What defines the dish called chili? Does it always have to have one common ingredient to all chili's? Being from Texas I see a big steaming bowl of dark red chili topped with cheese and onions. I see cornbread sitting beside it or saltine crackers nearby. Next to it is a huge glass of ice tea with lemon in a wide mouth quart jar. My senses are excited by the strong smell of the spices and the sweet smell of the tomatoes.
I have learned to not be so critical of other's chili fantasies. Some people feel the need to add various beans to the rich, deep pot of chili. This does add to the quanity you have to feed a crowd and adds great fiber content to your diet. I may loose my Authentic Texan status but I have been known to add beans to my chili and ...call it Chili Beans.

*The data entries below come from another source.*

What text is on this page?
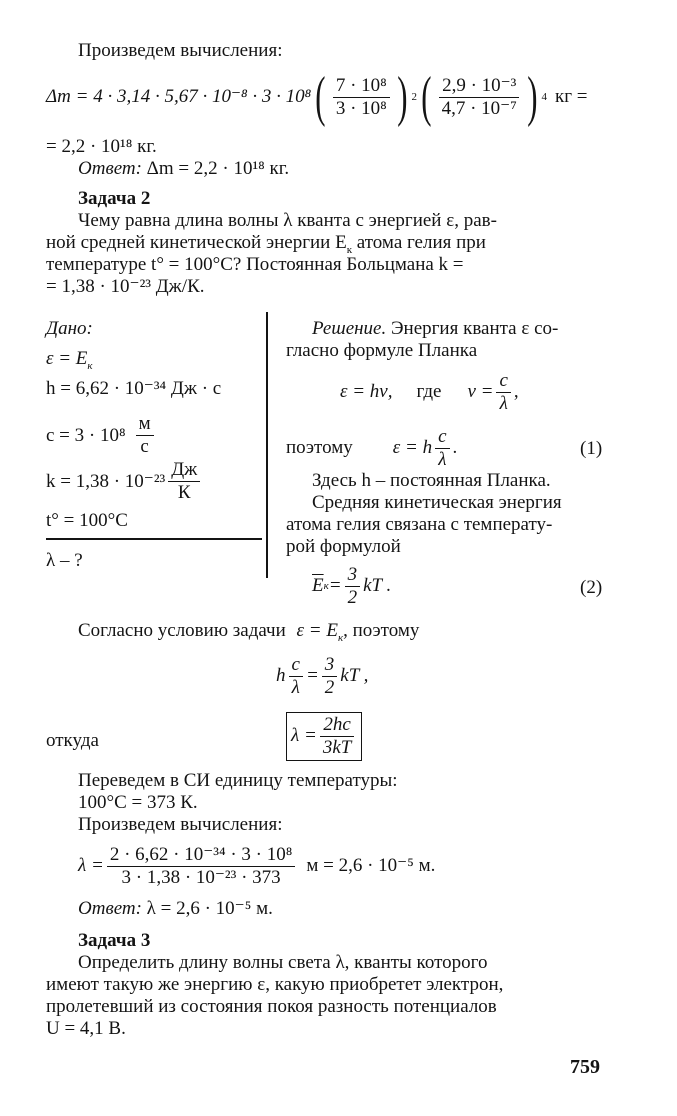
Произведем вычисления:
Δm = 4 · 3,14 · 5,67 · 10⁻⁸ · 3 · 10⁸ ( $\frac{\text{7 · 10⁸}}{\text{3 · 10⁸}}$ ) 2 ( $\frac{\text{2,9 · 10⁻³}}{\text{4,7 · 10⁻⁷}}$ ) 4 кг =
= 2,2 · 10¹⁸ кг.
Ответ: Δm = 2,2 · 10¹⁸ кг.
Задача 2
Чему равна длина волны λ кванта с энергией ε, рав-
ной средней кинетической энергии $E_к$ атома гелия при
температуре t° = 100°C? Постоянная Больцмана k =
= 1,38 · 10⁻²³ Дж/К.
Дано:
$\varepsilon = E_к$
h = 6,62 · 10⁻³⁴ Дж · с
$c = 3 \cdot 10^8 \frac{м}{с}$
$k = 1,38 \cdot 10^{-23} \frac{Дж}{К}$
t° = 100°C
λ – ?
Решение. Энергия кванта ε со-
гласно формуле Планка
ε = hν, где $\nu = \frac{c}{\lambda}$ ,
поэтому ε = h $\frac{c}{\lambda}$ .	(1)
Здесь h – постоянная Планка.
Средняя кинетическая энергия
атома гелия связана с температу-
рой формулой
$\overline{E}$ $к = \frac{3}{2}$ kT .	(2)
Согласно условию задачи $\varepsilon = E_к$, поэтому
h $\frac{c}{\lambda} = \frac{3}{2}$ kT ,
откуда	$\lambda = \frac{2hc}{3kT}$
Переведем в СИ единицу температуры:
100°C = 373 К.
Произведем вычисления:
$\lambda = \frac{\text{2 · 6,62 · 10⁻³⁴ · 3 · 10⁸}}{\text{3 · 1,38 · 10⁻²³ · 373}}$ м = 2,6 · 10⁻⁵ м.
Ответ: λ = 2,6 · 10⁻⁵ м.
Задача 3
Определить длину волны света λ, кванты которого
имеют такую же энергию ε, какую приобретет электрон,
пролетевший из состояния покоя разность потенциалов
U = 4,1 В.
759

I am learning to adapt to changes slowly but chili is my sacred dish!
There are those who are very misguided and actually use chicken in their chili. Chicken is not meant for chili...period. I love those of you who do this but please I can't in good faith be a part of you calling that chili! Now I've had great soup in the Midwest with chicken, chili spices, and great veggies in it that could be called...Chicken Enchilada soup or Mexican Chicken Stew. And if anyone needs to borrow my hot peppers to give it some kick I would be glad to help!!!
Being born in Texas it was a food shock to me to move to other areas of our country. In Colorado I learned all about Hatch Chili peppers. I am a huge fan of these peppers now. I have some roasted and in my freezer for Green Chili Stew. In Missouri I discovered true Italian food on the famous Hill in St.Louis, the wonderful Nicoletti's Pasta con Broccoli, and the irreplaceable Provel cheese and Zia'a Sweet Italian Dressing...Only made in St.Louis. In Nebraska the fresh corn in late summer is so sweet and juicy it runs down your chin when you take a bite. Have to buy it straight from the farmer to get it the freshest. So regardless of where you land in life..there is always good food and memories to make.